LUKNOW, 30 SEPTEMBRE.


Jadis célèbre par la beauté et la grâce de ses bayadères, la capitale des rois d’Oudh, voisine de Cawnpore, conserve le caractère d’un décor théâtral.

Ces souverains, que l’Angleterre allait écarter à jamais des honneurs du trône, semblent, avant leur chute, n’avoir eu qu’une préoccupation : repaître leurs regards de ses danses fastidieuses et monotones, au rythme lent et enfantin.
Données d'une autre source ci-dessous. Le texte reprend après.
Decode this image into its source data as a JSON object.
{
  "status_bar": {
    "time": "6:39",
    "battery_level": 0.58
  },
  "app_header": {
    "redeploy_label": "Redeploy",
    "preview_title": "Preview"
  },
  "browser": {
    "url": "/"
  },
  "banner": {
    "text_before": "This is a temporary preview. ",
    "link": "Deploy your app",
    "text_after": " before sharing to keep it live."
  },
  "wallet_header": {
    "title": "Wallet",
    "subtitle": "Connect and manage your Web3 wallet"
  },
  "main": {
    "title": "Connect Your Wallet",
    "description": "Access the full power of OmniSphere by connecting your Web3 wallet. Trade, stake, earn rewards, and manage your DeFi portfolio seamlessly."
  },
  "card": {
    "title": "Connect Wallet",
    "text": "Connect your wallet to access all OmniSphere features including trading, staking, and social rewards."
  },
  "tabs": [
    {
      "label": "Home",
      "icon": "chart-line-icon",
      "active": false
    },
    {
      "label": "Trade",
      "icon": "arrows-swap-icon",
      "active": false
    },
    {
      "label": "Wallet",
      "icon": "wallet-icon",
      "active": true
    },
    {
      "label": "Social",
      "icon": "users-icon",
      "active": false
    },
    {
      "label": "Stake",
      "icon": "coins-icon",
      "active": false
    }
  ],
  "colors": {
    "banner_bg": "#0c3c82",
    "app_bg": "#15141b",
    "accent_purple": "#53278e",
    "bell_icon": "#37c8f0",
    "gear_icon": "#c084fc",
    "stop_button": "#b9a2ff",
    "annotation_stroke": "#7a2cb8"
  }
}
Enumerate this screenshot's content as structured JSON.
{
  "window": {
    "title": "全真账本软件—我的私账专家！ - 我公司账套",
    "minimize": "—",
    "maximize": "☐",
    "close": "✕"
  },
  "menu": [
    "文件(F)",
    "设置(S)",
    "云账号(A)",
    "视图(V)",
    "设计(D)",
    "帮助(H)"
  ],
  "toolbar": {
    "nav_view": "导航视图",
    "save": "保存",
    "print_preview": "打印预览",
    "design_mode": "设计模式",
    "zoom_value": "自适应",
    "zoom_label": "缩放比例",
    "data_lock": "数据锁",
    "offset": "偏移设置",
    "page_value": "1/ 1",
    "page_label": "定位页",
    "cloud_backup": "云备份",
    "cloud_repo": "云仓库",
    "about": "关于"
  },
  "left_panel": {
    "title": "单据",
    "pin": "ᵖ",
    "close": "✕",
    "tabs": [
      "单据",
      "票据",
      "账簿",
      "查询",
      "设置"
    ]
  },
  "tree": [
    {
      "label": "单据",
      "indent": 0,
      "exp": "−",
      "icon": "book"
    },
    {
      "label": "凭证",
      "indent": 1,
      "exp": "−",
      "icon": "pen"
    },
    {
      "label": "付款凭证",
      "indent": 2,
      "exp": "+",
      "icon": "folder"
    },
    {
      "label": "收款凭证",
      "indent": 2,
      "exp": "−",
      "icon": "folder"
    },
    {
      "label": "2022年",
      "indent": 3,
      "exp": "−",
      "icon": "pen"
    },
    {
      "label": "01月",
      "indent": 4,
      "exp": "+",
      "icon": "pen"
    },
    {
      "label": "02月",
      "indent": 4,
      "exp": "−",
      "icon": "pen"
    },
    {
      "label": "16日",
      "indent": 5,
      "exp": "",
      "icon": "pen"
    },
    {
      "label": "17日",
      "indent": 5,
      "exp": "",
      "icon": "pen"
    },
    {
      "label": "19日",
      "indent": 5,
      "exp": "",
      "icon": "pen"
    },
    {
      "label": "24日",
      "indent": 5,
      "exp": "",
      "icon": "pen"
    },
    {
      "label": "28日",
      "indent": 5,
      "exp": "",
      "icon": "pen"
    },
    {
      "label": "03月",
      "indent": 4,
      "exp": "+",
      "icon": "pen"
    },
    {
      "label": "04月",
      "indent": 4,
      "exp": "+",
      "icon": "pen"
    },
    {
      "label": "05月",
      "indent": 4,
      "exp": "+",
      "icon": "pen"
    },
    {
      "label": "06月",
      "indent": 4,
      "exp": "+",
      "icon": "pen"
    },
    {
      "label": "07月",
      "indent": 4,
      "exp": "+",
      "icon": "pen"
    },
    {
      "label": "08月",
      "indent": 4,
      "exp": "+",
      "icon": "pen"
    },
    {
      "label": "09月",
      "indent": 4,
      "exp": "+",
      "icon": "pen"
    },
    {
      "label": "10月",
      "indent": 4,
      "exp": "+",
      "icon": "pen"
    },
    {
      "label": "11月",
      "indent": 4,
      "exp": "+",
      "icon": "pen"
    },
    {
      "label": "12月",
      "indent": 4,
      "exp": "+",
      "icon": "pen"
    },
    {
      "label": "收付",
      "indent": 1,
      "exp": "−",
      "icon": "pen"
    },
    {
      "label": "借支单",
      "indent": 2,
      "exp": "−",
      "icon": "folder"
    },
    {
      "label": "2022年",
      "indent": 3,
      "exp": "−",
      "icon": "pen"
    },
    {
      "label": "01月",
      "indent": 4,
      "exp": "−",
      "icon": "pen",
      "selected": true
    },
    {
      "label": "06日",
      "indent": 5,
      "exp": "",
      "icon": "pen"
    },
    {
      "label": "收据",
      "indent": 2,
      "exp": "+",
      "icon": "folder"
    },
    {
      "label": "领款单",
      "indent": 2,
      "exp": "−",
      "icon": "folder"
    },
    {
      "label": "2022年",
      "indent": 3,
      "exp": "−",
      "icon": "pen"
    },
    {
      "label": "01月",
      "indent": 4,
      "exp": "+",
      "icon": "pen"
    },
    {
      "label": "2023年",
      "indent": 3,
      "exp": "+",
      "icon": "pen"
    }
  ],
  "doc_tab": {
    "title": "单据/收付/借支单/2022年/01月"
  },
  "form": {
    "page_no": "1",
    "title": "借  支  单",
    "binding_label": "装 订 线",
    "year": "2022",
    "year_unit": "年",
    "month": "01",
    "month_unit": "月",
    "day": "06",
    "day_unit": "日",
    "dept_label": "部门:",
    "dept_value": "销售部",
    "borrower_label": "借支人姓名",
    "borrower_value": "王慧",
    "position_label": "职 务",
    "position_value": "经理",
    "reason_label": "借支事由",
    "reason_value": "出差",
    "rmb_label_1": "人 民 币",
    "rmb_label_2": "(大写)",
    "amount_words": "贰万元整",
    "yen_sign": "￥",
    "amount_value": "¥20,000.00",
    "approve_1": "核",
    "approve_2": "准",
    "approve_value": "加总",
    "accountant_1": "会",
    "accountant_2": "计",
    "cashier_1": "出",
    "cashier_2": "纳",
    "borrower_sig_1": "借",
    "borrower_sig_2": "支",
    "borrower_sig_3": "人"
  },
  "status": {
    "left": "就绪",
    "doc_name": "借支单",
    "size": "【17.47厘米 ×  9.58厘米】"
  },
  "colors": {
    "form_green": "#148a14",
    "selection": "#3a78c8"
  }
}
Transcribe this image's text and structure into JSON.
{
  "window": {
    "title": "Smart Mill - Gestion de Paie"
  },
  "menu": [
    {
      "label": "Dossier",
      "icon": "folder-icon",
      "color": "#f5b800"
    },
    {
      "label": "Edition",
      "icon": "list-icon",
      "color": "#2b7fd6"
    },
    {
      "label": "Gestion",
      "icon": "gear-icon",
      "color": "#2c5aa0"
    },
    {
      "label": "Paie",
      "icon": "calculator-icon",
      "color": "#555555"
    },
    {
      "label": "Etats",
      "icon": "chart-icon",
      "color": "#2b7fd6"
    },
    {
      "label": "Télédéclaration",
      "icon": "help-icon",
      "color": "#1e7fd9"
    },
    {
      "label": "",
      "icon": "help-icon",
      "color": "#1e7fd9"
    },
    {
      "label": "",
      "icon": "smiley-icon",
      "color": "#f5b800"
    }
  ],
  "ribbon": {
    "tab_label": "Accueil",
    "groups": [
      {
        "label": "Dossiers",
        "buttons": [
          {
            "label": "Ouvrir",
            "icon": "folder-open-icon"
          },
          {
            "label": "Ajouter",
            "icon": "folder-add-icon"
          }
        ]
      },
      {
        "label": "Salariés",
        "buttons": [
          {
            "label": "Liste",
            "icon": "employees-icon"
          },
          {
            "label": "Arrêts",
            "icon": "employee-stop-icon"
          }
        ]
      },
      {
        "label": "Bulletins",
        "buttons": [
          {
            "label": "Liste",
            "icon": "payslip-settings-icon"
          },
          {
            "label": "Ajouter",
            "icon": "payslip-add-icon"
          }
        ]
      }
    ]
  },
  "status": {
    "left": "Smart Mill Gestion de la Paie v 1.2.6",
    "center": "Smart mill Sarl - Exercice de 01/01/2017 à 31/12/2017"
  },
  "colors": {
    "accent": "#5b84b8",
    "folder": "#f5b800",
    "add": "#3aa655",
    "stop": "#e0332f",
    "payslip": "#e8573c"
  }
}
Des palais hâtivement construits en plâtre colorié, des salles décorées en stuc blanc et jaune, des pavillons aux larges baies en ruines, bâtis pour loger les danseuses, les favorites et leurs suivantes, c’est tout ce qu’ont laissé à l’admiration des contemporains, les Nababs de l’Oudh, la terre privilégiée de l’Inde, le berceau des plus puissantes races de Brahmes et de Kastryas. Après avoir franchi quelques portes en arc-de-triomphe qui mènent aux bazars, l’on rencontre dans le parc de la Résidence, l’habitation ruinée où une poignée d’Anglais se défendirent héroïquement en 1857 contre les troupes révoltées qui cernaient la ville, sous la conduite du roi d’Oudh, dépossédé.


L’Imambara à Luknow.

Deux indigènes visitent les salles dont les murs, criblés de trous de balles, s’écroulent d’année en année. L’un est très vieux, le visage ridé, la taille courbée par les années ; il explique au jeune homme qui l’accompagne les positions respectives des assiégés et des assiégeants ; un éclair de haine brille dans son regard et éclaire sa physionomie féline en lui désignant la place où les Musulmans furent repoussés par les renforts britanniques. Ils restent un long instant immobiles, rêveurs, évoquant sans doute la destinée qui aurait pu leur être meilleure ; puis le jeune homme coupe une branche de bougainvilliers violet, encadrant joliment une lucarne dans la muraille, il la baise et la cache dans son turban. Ils s’en vont et le vieux gardien chuchotte en me les montrant « Nabab Saheb’s brother ». Le frère du dernier roi d’Oudh.